Eles analisam se políticas asseguram direitos da população negraTânia Rego/Agência Brasil
Os integrantes da comitiva chegaram ao país no último dia 27. Eles vieram com a missão de avaliar se a aplicação de leis e políticas têm assegurado ou violado direitos da população negra.
A análise antecipada, em entrevista, por Tracie L. Kesse e Juan E. Mendéz, será pormenorizada futuramente, na forma de um relatório que será divulgado em setembro de 2024. Outro aspecto que deve constar do documento é o reconhecimento da efetividade de instrumentos como as cotas para negros no funcionalismo público e a criação do Ministério da Igualdade Racial pelo governo Lula.
A comitiva passou por Salvador, Fortaleza, São Paulo e Rio de Janeiro, além de Brasília. Um dos critérios para definir a rota da viagem foi incluir locais que registraram casos mais graves de violência policial recentemente, como o da Operação Escudo, na Baixada Santista, e os episódios ocorridos na Vila Cruzeiro e em Jacarezinho, no Rio de Janeiro, e em Salvador. Outro ponto de partida, explicaram os integrantes do órgão, foram as denúncias que são compartilhadas diretamente com eles, não somente pela mídia.
Durante a visita ao Brasil, o grupo conversou com diversas autoridades, tanto do Poder Executivo como representantes do Ministério Público e Defensoria Pública.

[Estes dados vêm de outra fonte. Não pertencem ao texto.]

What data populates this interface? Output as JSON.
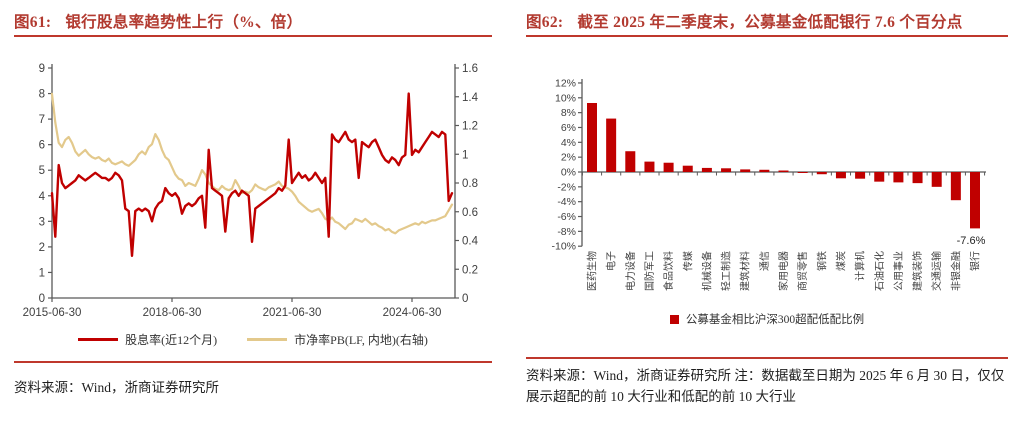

Durante o período, os especialistas também dedicaram atenção e tempo a ver de perto as condições de presídios - como a Penitenciária Lemos Brito, em Salvador - e do Rio de Janeiro, que não tiveram os nomes citados.
Juan E. Mendéz afirmou que, no Brasil, o que se observa é um cenário que comporta uma "impunidade generalizada", com diversos crimes sem a devida investigação e um adequado desfecho e um negacionismo quanto à existência do racismo estrutural, que "deve ser erradicado". Ele defendeu o uso obrigatório de câmeras corporais por parte dos agentes de segurança como medida para vigiar sua conduta e coibir abusos contra a população.
Em sua entrevista, Mendéz, que já foi diretor executivo do Instituto Interamericano de Direitos Humanos e relator especial da Organização Nacional das Nações Unidas (ONU) sobre tortura, disse, ainda, que outra marca atual do Brasil é a "erosão de confiança" em relação às forças de segurança, causada, sobretudo, pelas violações de direitos humanos. Um aspecto ressaltado por ele foi como o modelo de masculinidade tóxica acaba se refletindo em abordagens policiais.
Impunidade no sistema criminal
Quanto às penitenciárias, Mendéz elencou o saneamento inadequado, a má qualidade dos alimentos oferecida aos detentos, a criminalização dos presos e a estigmatização das famílias, assim como a sobrecarga dos agentes penitenciários, como os principais problemas constatados ao longo das visitas. "O número de encarcerados é impressionante", destacou, adicionando que também fica evidente a grande proporção de negros atrás das grades.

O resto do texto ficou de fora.